The aim of the study was to develop the model of RSV infection using BALB/c mice and purified and concentrated virus, which allows reproducing the main features of human pathology.

Material and methods. Mice were divided into 4 groups (n = 10). Animals of the 1st group (RSV hd) were intranasally infected with purified RSV strain A2 at a high dose of 5 - 106 pfu/mouse in a volume of 50 mcl of phosphate buffered saline. The 2nd group (RSV ld) received non-purified virus at low dose 105 pfu/mouse. Мice of the 3rd group (RSV-UV) were treated with the same dose (5 - 106 pfu/mouse) and volume (50 mcl) of the UV-inactivated RSV. Animals of the 4th group (Intact) were left untreated. The following indicators were measured: the airway hyperreactivity, cell composition in broncho-alveolar lavage (BAL) samples, the severity of inflammation and levels of pro-inflammatory cytokines in lungs. The body weight of the animals was monitored daily throughout the experiment. In separate experiments mice infected with high dose (5 - 106 pfu/mouse) of purified RSV received ribavirin orally twice a day in dose 85 mg/kg for 5 days.

Results. The virus was detected in the respiratory tract of animals for 5 days after the infection. Additionaly, a 12% body weight loss was observed on day 3, indicating successful infection. Presented protocol allows to induce many manifestations of the human pathology such as: increased airway hyperreactivity (AHR), mucus secreting goblet cell metaplasia in the bronchial epithelium and lung inflammation associated with the proinflammatory cell infiltration. Proinflammatory cytokine genes (Ifng and Tbet) expression was increased compared to intact mice. At the same time, the expression of Th2 cytokines gens (Il4, Il13 and Gata3) didn’t change significantly after infection with RSV. These data indicate the ability of RSV productively replicate in the respiratory tract, induce pulmonary inflammation and shift the immune response toward Th1-type. We also investigated the effect of ribavirin treatment on the replication of RSV in the current model and how it correlated with lung inflammation and airway hyperreactivity. In the experiment, oral daily administration of ribavirin significantly reduced viral load in lungs and lymphocytes number in the BAL. In addition, improvement in airway hyperreactivity was observed after ribavirin-mediated suppression of RSV replication. Thus, this model is sensitive to known antiviral drugs and may be useful for testing new drugs against RSV.
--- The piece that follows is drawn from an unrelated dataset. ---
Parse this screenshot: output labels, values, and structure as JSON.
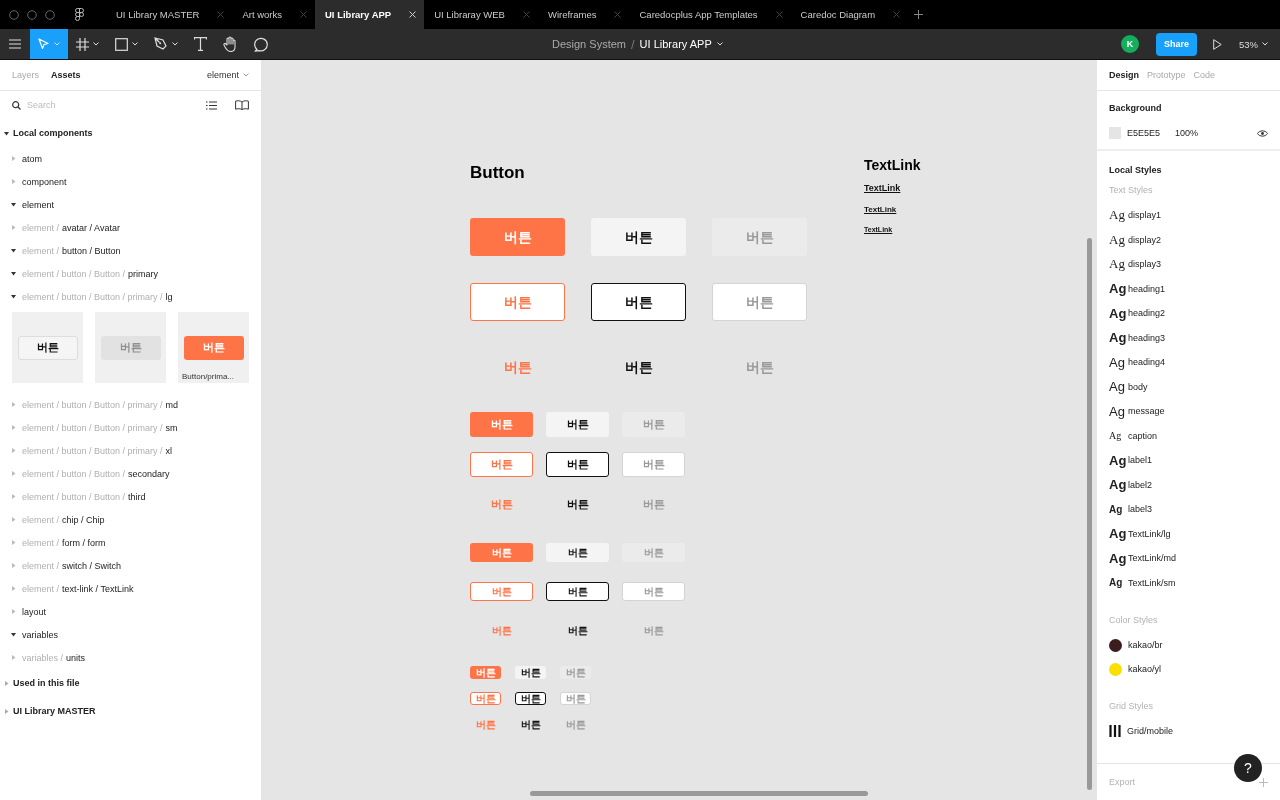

Conclusion. We described the experimental model of RSV infection in mice. This model mimics the main features of human pathology. The described model can be useful for the testing of novel anti-RSV drugs and further understanding of RSV infection immunopathogenesis.
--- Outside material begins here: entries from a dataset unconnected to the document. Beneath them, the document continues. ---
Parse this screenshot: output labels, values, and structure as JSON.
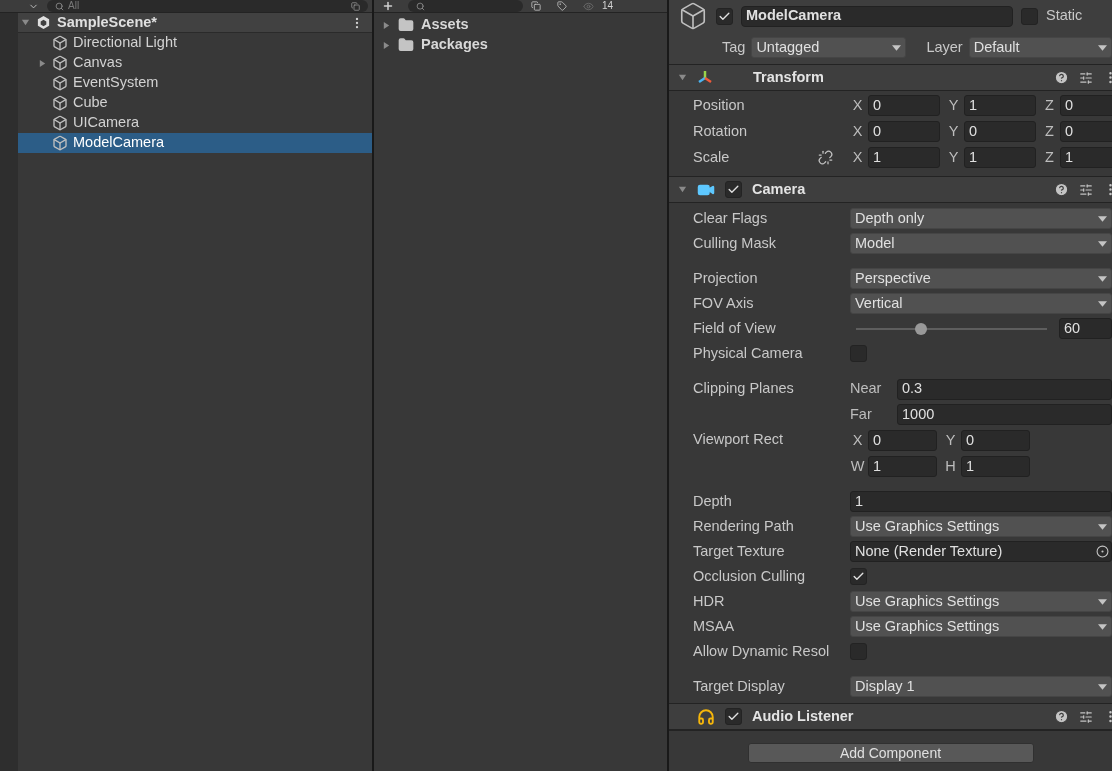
{
  "hierarchy": {
    "search": {
      "placeholder": "All"
    },
    "scene": {
      "name": "SampleScene*",
      "expanded": true
    },
    "items": [
      {
        "label": "Directional Light",
        "has_children": false,
        "selected": false
      },
      {
        "label": "Canvas",
        "has_children": true,
        "selected": false
      },
      {
        "label": "EventSystem",
        "has_children": false,
        "selected": false
      },
      {
        "label": "Cube",
        "has_children": false,
        "selected": false
      },
      {
        "label": "UICamera",
        "has_children": false,
        "selected": false
      },
      {
        "label": "ModelCamera",
        "has_children": false,
        "selected": true
      }
    ]
  },
  "project": {
    "hidden_count": "14",
    "folders": [
      {
        "label": "Assets",
        "expanded": false
      },
      {
        "label": "Packages",
        "expanded": false
      }
    ]
  },
  "inspector": {
    "active": true,
    "name": "ModelCamera",
    "static": false,
    "static_label": "Static",
    "tag_label": "Tag",
    "tag": "Untagged",
    "layer_label": "Layer",
    "layer": "Default",
    "components": [
      {
        "kind": "transform",
        "title": "Transform",
        "expanded": true,
        "rows": [
          {
            "label": "Position",
            "link_toggle": false,
            "axes": [
              {
                "axis": "X",
                "value": "0"
              },
              {
                "axis": "Y",
                "value": "1"
              },
              {
                "axis": "Z",
                "value": "0"
              }
            ]
          },
          {
            "label": "Rotation",
            "link_toggle": false,
            "axes": [
              {
                "axis": "X",
                "value": "0"
              },
              {
                "axis": "Y",
                "value": "0"
              },
              {
                "axis": "Z",
                "value": "0"
              }
            ]
          },
          {
            "label": "Scale",
            "link_toggle": true,
            "axes": [
              {
                "axis": "X",
                "value": "1"
              },
              {
                "axis": "Y",
                "value": "1"
              },
              {
                "axis": "Z",
                "value": "1"
              }
            ]
          }
        ]
      },
      {
        "kind": "camera",
        "title": "Camera",
        "enabled": true,
        "expanded": true,
        "fields": [
          {
            "kind": "dropdown",
            "label": "Clear Flags",
            "value": "Depth only"
          },
          {
            "kind": "dropdown",
            "label": "Culling Mask",
            "value": "Model"
          },
          {
            "kind": "spacer"
          },
          {
            "kind": "dropdown",
            "label": "Projection",
            "value": "Perspective"
          },
          {
            "kind": "dropdown",
            "label": "FOV Axis",
            "value": "Vertical"
          },
          {
            "kind": "slider",
            "label": "Field of View",
            "level": 0.34,
            "value": "60"
          },
          {
            "kind": "checkbox",
            "label": "Physical Camera",
            "checked": false
          },
          {
            "kind": "spacer"
          },
          {
            "kind": "planes",
            "label": "Clipping Planes",
            "near_label": "Near",
            "near": "0.3",
            "far_label": "Far",
            "far": "1000"
          },
          {
            "kind": "rect",
            "label": "Viewport Rect",
            "axes": [
              {
                "axis": "X",
                "value": "0"
              },
              {
                "axis": "Y",
                "value": "0"
              },
              {
                "axis": "W",
                "value": "1"
              },
              {
                "axis": "H",
                "value": "1"
              }
            ]
          },
          {
            "kind": "spacer"
          },
          {
            "kind": "text",
            "label": "Depth",
            "value": "1"
          },
          {
            "kind": "dropdown",
            "label": "Rendering Path",
            "value": "Use Graphics Settings"
          },
          {
            "kind": "object",
            "label": "Target Texture",
            "value": "None (Render Texture)"
          },
          {
            "kind": "checkbox",
            "label": "Occlusion Culling",
            "checked": true
          },
          {
            "kind": "dropdown",
            "label": "HDR",
            "value": "Use Graphics Settings"
          },
          {
            "kind": "dropdown",
            "label": "MSAA",
            "value": "Use Graphics Settings"
          },
          {
            "kind": "checkbox",
            "label": "Allow Dynamic Resol",
            "checked": false
          },
          {
            "kind": "spacer"
          },
          {
            "kind": "dropdown",
            "label": "Target Display",
            "value": "Display 1"
          }
        ]
      },
      {
        "kind": "audio_listener",
        "title": "Audio Listener",
        "enabled": true
      }
    ],
    "add_button": "Add Component"
  }
}
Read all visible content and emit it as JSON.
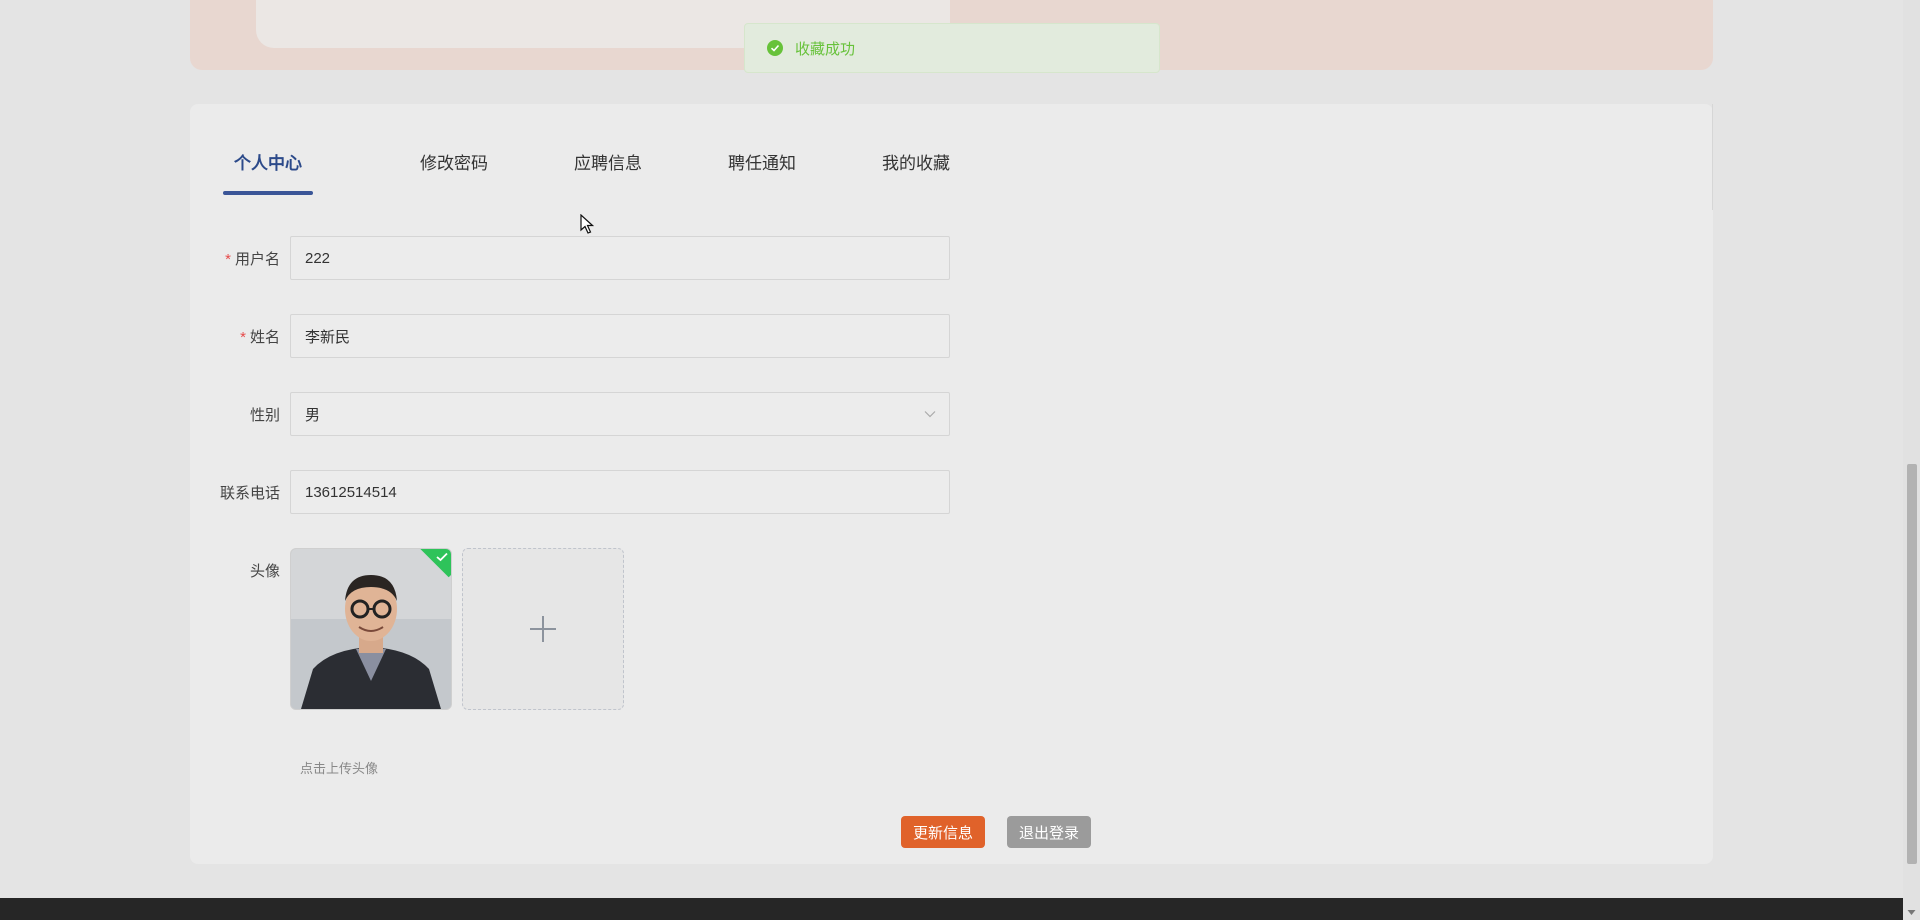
{
  "toast": {
    "message": "收藏成功",
    "color": "#67c23a"
  },
  "tabs": [
    {
      "label": "个人中心",
      "active": true
    },
    {
      "label": "修改密码",
      "active": false
    },
    {
      "label": "应聘信息",
      "active": false
    },
    {
      "label": "聘任通知",
      "active": false
    },
    {
      "label": "我的收藏",
      "active": false
    }
  ],
  "form": {
    "username": {
      "label": "用户名",
      "required": true,
      "value": "222"
    },
    "name": {
      "label": "姓名",
      "required": true,
      "value": "李新民"
    },
    "gender": {
      "label": "性别",
      "value": "男"
    },
    "phone": {
      "label": "联系电话",
      "value": "13612514514"
    },
    "avatar": {
      "label": "头像",
      "hint": "点击上传头像"
    }
  },
  "buttons": {
    "update": "更新信息",
    "logout": "退出登录"
  },
  "colors": {
    "accent": "#3a5597",
    "update_button": "#e0622a",
    "logout_button": "#9b9b9b"
  }
}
Keywords:human respiratory syncytial virus; murine models; human pathology modeling

For citation: Shilovskiy I.P., Barvinskaia E.D., Nikolskii A.A., Nikonova A.A., Smirnov V.V., Kovchina V.I., Vishnyakova L.I., Yumashev K.V., Kaganova M.M., Rusak T.E., Mitin A.N., Komogorova V.V., Litvina M.M., Sharova N.I., Kudlay D.A., Khaitov M.R. Mouse model of respiratory syncytial virus infection mimicking acute human pathology. Immunologiya. 2022; 2022; 43 (4): 423–39. DOI:–439

Funding. The study was supported by Russian Science Foundation grant No. 22-25-00182.
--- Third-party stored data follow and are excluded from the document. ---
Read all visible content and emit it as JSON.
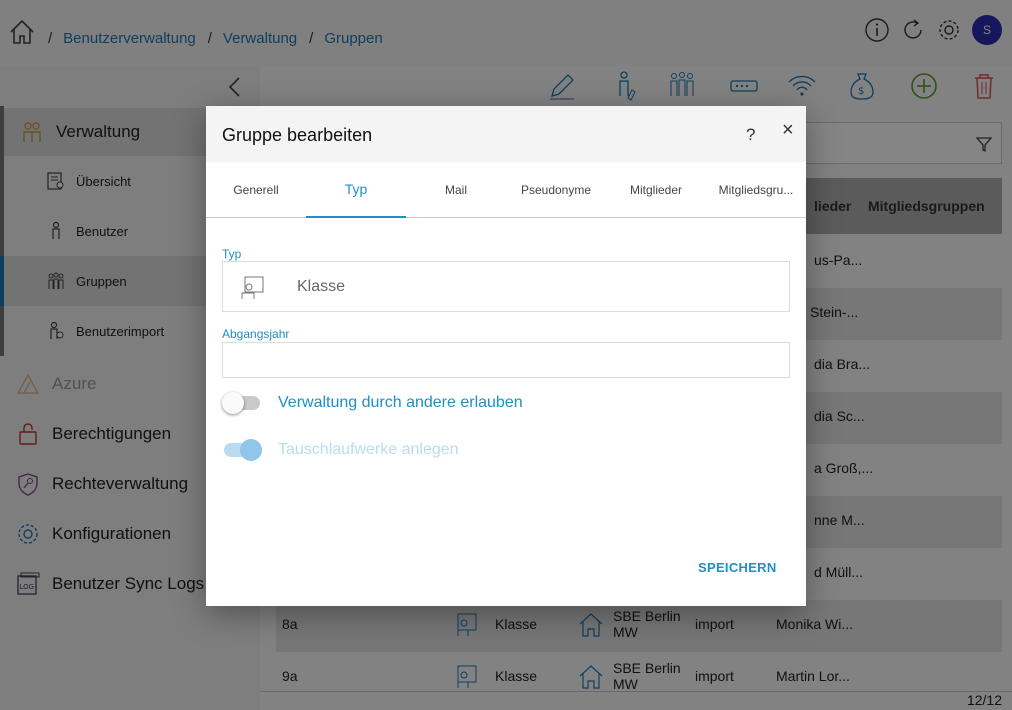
{
  "breadcrumb": [
    "Benutzerverwaltung",
    "Verwaltung",
    "Gruppen"
  ],
  "breadcrumb_separator": "/",
  "user": {
    "avatar_initial": "S",
    "avatar_color": "#2b2bb0"
  },
  "sidebar": {
    "sections": [
      {
        "label": "Verwaltung",
        "icon": "people-icon"
      },
      {
        "label": "Azure",
        "icon": "azure-icon"
      },
      {
        "label": "Berechtigungen",
        "icon": "lock-icon"
      },
      {
        "label": "Rechteverwaltung",
        "icon": "shield-key-icon"
      },
      {
        "label": "Konfigurationen",
        "icon": "gear-people-icon"
      },
      {
        "label": "Benutzer Sync Logs",
        "icon": "log-icon"
      }
    ],
    "subitems": [
      {
        "label": "Übersicht",
        "icon": "overview-icon"
      },
      {
        "label": "Benutzer",
        "icon": "user-icon"
      },
      {
        "label": "Gruppen",
        "icon": "group-icon"
      },
      {
        "label": "Benutzerimport",
        "icon": "user-import-icon"
      }
    ]
  },
  "table": {
    "headers": [
      "lieder",
      "Mitgliedsgruppen"
    ],
    "visible_cells": [
      "us-Pa...",
      "Stein-...",
      "dia Bra...",
      "dia Sc...",
      "a Groß,...",
      "nne M...",
      "d Müll..."
    ],
    "rows": [
      {
        "name": "8a",
        "type": "Klasse",
        "location_line1": "SBE Berlin",
        "location_line2": "MW",
        "source": "import",
        "members": "Monika Wi..."
      },
      {
        "name": "9a",
        "type": "Klasse",
        "location_line1": "SBE Berlin",
        "location_line2": "MW",
        "source": "import",
        "members": "Martin Lor..."
      }
    ],
    "pager": "12/12"
  },
  "dialog": {
    "title": "Gruppe bearbeiten",
    "help": "?",
    "close": "×",
    "tabs": [
      "Generell",
      "Typ",
      "Mail",
      "Pseudonyme",
      "Mitglieder",
      "Mitgliedsgru..."
    ],
    "active_tab": "Typ",
    "typ_label": "Typ",
    "typ_value": "Klasse",
    "abgangsjahr_label": "Abgangsjahr",
    "abgangsjahr_value": "",
    "toggle_verwaltung": {
      "label": "Verwaltung durch andere erlauben",
      "on": false
    },
    "toggle_tausch": {
      "label": "Tauschlaufwerke anlegen",
      "on": true,
      "disabled": true
    },
    "save_label": "SPEICHERN"
  },
  "colors": {
    "accent": "#1f8fc4",
    "link": "#1f78b4",
    "add_green": "#5a9e2f",
    "delete_red": "#d9534f"
  }
}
Conflict of interests. The authors declare no conflict of interests.

Authors contribution. Study conception and design – Shilovskiy I.P., Smirnov V.V., Khaitov M.R., Mitin A.N.; material collection and processing – Barvinskaia E.D., Nikolskii A.A., Kovchina V.I., Vishnyakova L.I., Yumashev K.V., Kaganova M.M., Rusak T.E., Komogorova V.V., Litvina M.M., Sharova N.I.; statistical processing – Barvinskaia E.D., Yumashev K.V.; manuscript preparation – Barvinskaia E.D., Shilovskiy I.P.; editing – Kaganova M.M., Kudlay D.A., Nikonova A.A.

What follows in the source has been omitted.